While it is good that you are ready to move on to a new and promising relationship, it is apparent that your daughter is not quite ready. For a while to come, it is likely that your daughter will feel a strict allegiance to her biological parents because they are all she has known for most of her life. She will probably accept your new relationship eventually over time, but it is not something you can force. Time and patience are required.
You use the term “introduce” when referring to your boyfriend meeting your daughter. If she has not met this man yet, it might be wise to postpone the introduction. Right now your daughter needs to feel that she is a main priority in your life despite the changes your family has undergone due to the divorce.
Please remember that while you know she is your priority, she may not feel that way. From her perspective, she may feel like she is not as important as she once was. We can never assume that children accept and understand everything they see or are told. Many times kids' take on things is very different from what we see or think.
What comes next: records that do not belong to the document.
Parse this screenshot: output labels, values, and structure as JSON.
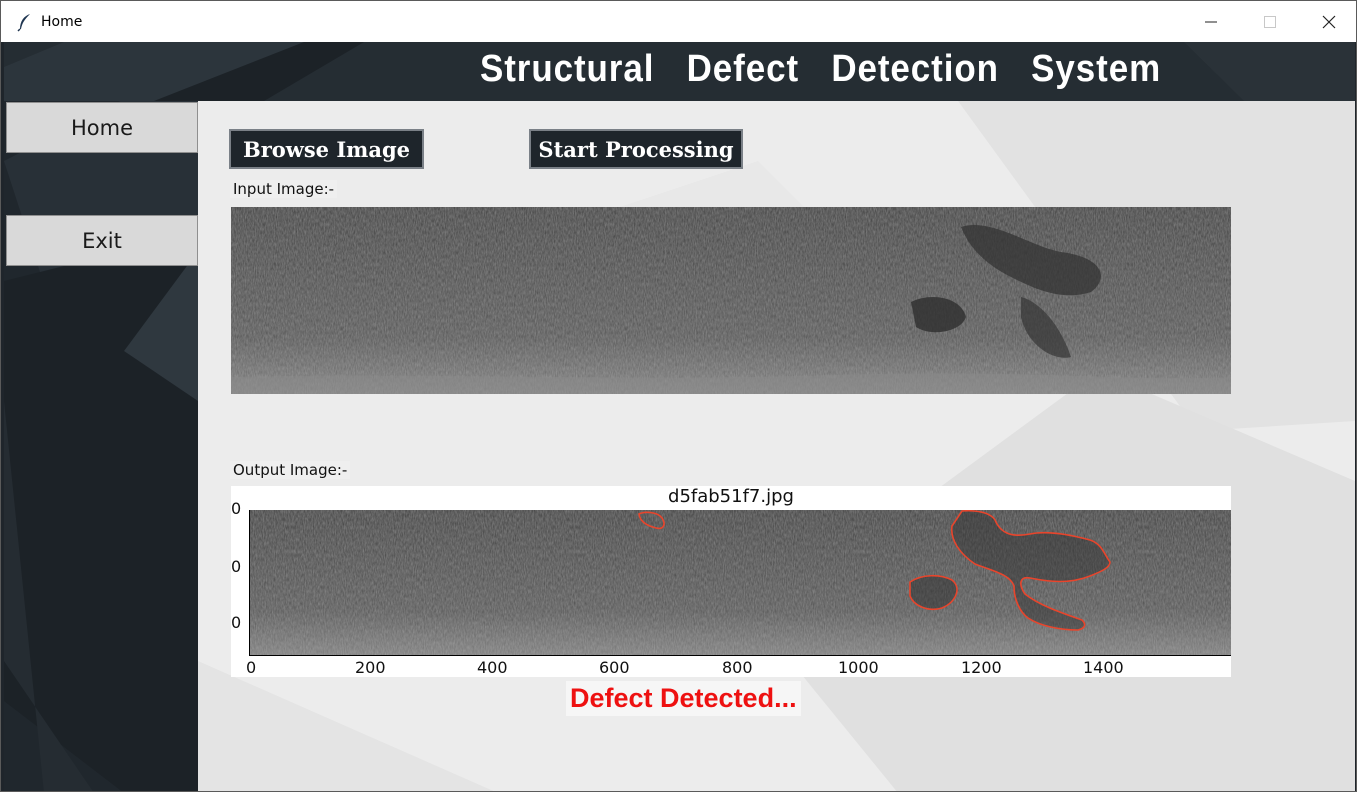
{
  "window": {
    "title": "Home",
    "icon": "feather-icon",
    "controls": [
      "minimize-icon",
      "maximize-icon",
      "close-icon"
    ]
  },
  "header": {
    "title": "Structural  Defect  Detection  System"
  },
  "sidebar": {
    "items": [
      {
        "label": "Home"
      },
      {
        "label": "Exit"
      }
    ]
  },
  "toolbar": {
    "browse_label": "Browse Image",
    "process_label": "Start Processing"
  },
  "input_section": {
    "label": "Input Image:-"
  },
  "output_section": {
    "label": "Output Image:-",
    "plot_title": "d5fab51f7.jpg",
    "x_ticks": [
      "0",
      "200",
      "400",
      "600",
      "800",
      "1000",
      "1200",
      "1400"
    ],
    "y_ticks": [
      "0",
      "0",
      "0"
    ]
  },
  "status": {
    "text": "Defect Detected...",
    "color": "#ee1111"
  },
  "colors": {
    "header_bg": "#252d33",
    "button_bg": "#1e252b",
    "contour": "#e8452c"
  }
}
If she has met your boyfriend, try to keep her exposure to him neutral. Limit their time together until you and your boyfriend know that your relationship is progressing to a serious level. When you are all together, make sure the situation does not cause you to divide your attention between her and your boyfriend.
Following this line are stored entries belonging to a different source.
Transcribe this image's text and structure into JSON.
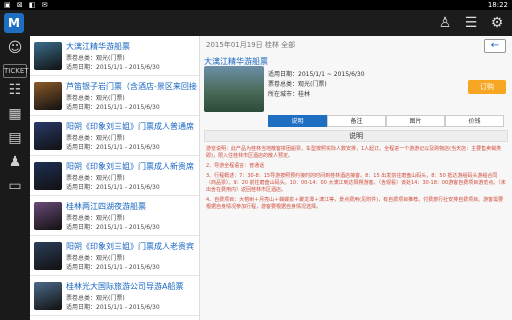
{
  "status": {
    "left": "▣ ⊠ ◧ ✉",
    "time": "18:22"
  },
  "appbar": {
    "logo_text": "M"
  },
  "sidebar": [
    "user-icon",
    "ticket-icon",
    "list-icon",
    "grid-icon",
    "card-icon",
    "person-icon",
    "atm-icon"
  ],
  "list_items": [
    {
      "title": "大漓江精华游船票",
      "sub1": "票卷总类：观光(门票)",
      "sub2": "适用日期：2015/1/1 - 2015/6/30",
      "color": "#3a6e8c"
    },
    {
      "title": "芦笛银子岩门票（含酒店-景区来回接",
      "sub1": "票卷总类：观光(门票)",
      "sub2": "适用日期：2015/1/1 - 2015/6/30",
      "color": "#8b5a2b"
    },
    {
      "title": "阳朔《印象刘三姐》门票成人普通席",
      "sub1": "票卷总类：观光(门票)",
      "sub2": "适用日期：2015/1/1 - 2015/6/30",
      "color": "#2a3a6a"
    },
    {
      "title": "阳朔《印象刘三姐》门票成人新贵席",
      "sub1": "票卷总类：观光(门票)",
      "sub2": "适用日期：2015/1/1 - 2015/6/30",
      "color": "#1f2f55"
    },
    {
      "title": "桂林两江四湖夜游船票",
      "sub1": "票卷总类：观光(门票)",
      "sub2": "适用日期：2015/1/1 - 2015/6/30",
      "color": "#6a4a7a"
    },
    {
      "title": "阳朔《印象刘三姐》门票成人老贵宾",
      "sub1": "票卷总类：观光(门票)",
      "sub2": "适用日期：2015/1/1 - 2015/6/30",
      "color": "#2c3e5a"
    },
    {
      "title": "桂林光大国际旅游公司导游A船票",
      "sub1": "票卷总类：观光(门票)",
      "sub2": "适用日期：2015/1/1 - 2015/6/30",
      "color": "#4a6a8a"
    }
  ],
  "detail": {
    "header": "2015年01月19日  桂林  全部",
    "back": "←",
    "title": "大漓江精华游船票",
    "dates": "适用日期：2015/1/1 ~ 2015/6/30",
    "type": "票卷总类：观光(门票)",
    "city": "所在城市：桂林",
    "order": "订购",
    "tabs": [
      "说明",
      "备注",
      "图片",
      "价钱"
    ],
    "section": "说明",
    "desc": [
      "游览说明：此产品为桂林当地散客拼团船票，车型按照实际人数安排，1人起订。全程进一个游游记以及购物店(当天店：主要售卖锡类即)，限入住桂林市区酒店的散人预定。",
      "2、导游全程语言：普通话",
      "3、行程概述：7：30-8：15导游按照预约接时的时间到桂林酒店接客。8：15 出发前往磨盘山码头，8：50 抵达游船码头游船合同（商品票）。9：20 前往磨盘山码头。10：00-14：00 大漓江到达阳朔游客。（含观看）该处14：30-18：00游客自费项目游览点。（未出含在费用内）返回桂林市区酒店。",
      "4、自费项目：大榕树＋月亮山＋蝴蝶泉＋聚龙潭＋漓江等，景点费用(见附件)，有自费项目推荐。付费旅行社安排自费项目。游客需要根据自身情况参加行程，游客要根据自身情况选择。"
    ]
  }
}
When your daughter seems receptive, let the time you spend together happen naturally. Don’t force activities. When she seems resistant, let her know that it is OK as well. You want to acknowledge her feelings but not cater to them. She has to know that while you love and care for her, you will not be manipulated by her behavior.
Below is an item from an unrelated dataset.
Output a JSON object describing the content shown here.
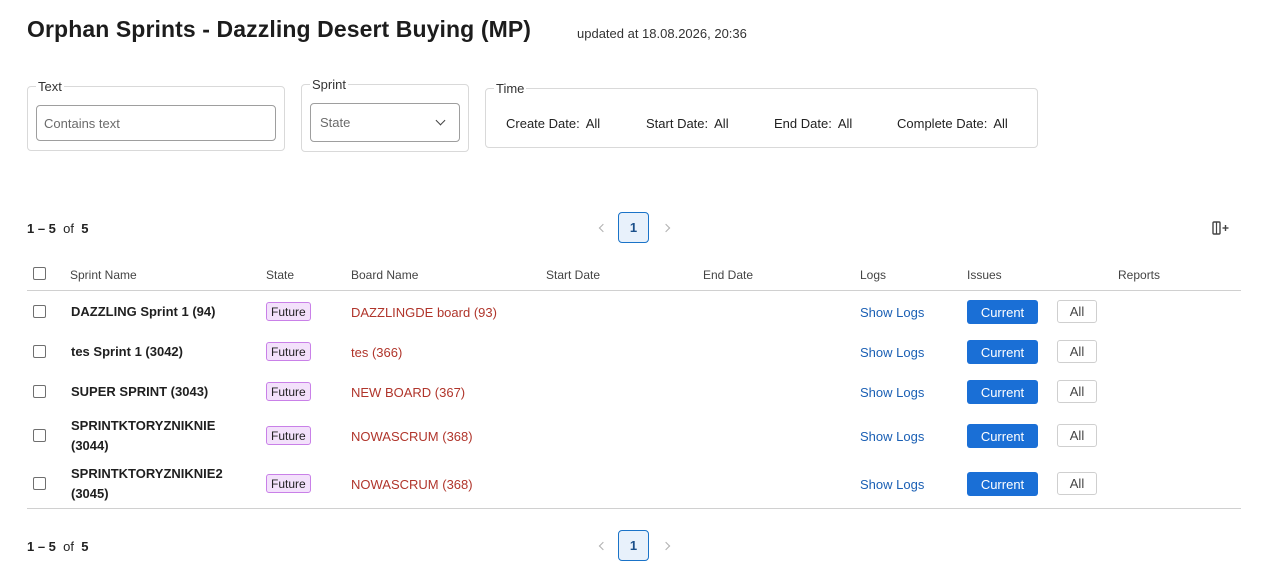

Often in divorce situations, when parents start to date again children feel like the absent, biological parent is being replaced. Assure your daughter that her father will always be her father whether he lives with her full-time or not. He will always love her and be part of her life. Your boyfriend is not a replacement for her father; no one could replace him. He is another adult who will love and care for her. You may have to explain this many times before she understands it or accepts it.
Communication is vital. Keep talking with your daughter. How she views the divorce now at age 10 is different than how she viewed it when it first happened at age 7. Her friends may also be sharing their own stories of divorce with her. Even if the situations are different, your daughter could be applying a friend’s divorce circumstances to her own family’s situation.
Spend time talking with your daughter when your boyfriend is not present. Keep reminding her that he is not taking her dad’s place, nor is he taking you away from her. Neither is happening now or in the future.
If you and your ex-husband manage a positive co-parenting relationship, you could enlist his help as well. Perhaps he has started a new relationship too. He could have similar conversations with your daughter to reinforce what you have discussed with her. She may come to understand that all will be well if both of you are doing the same thing.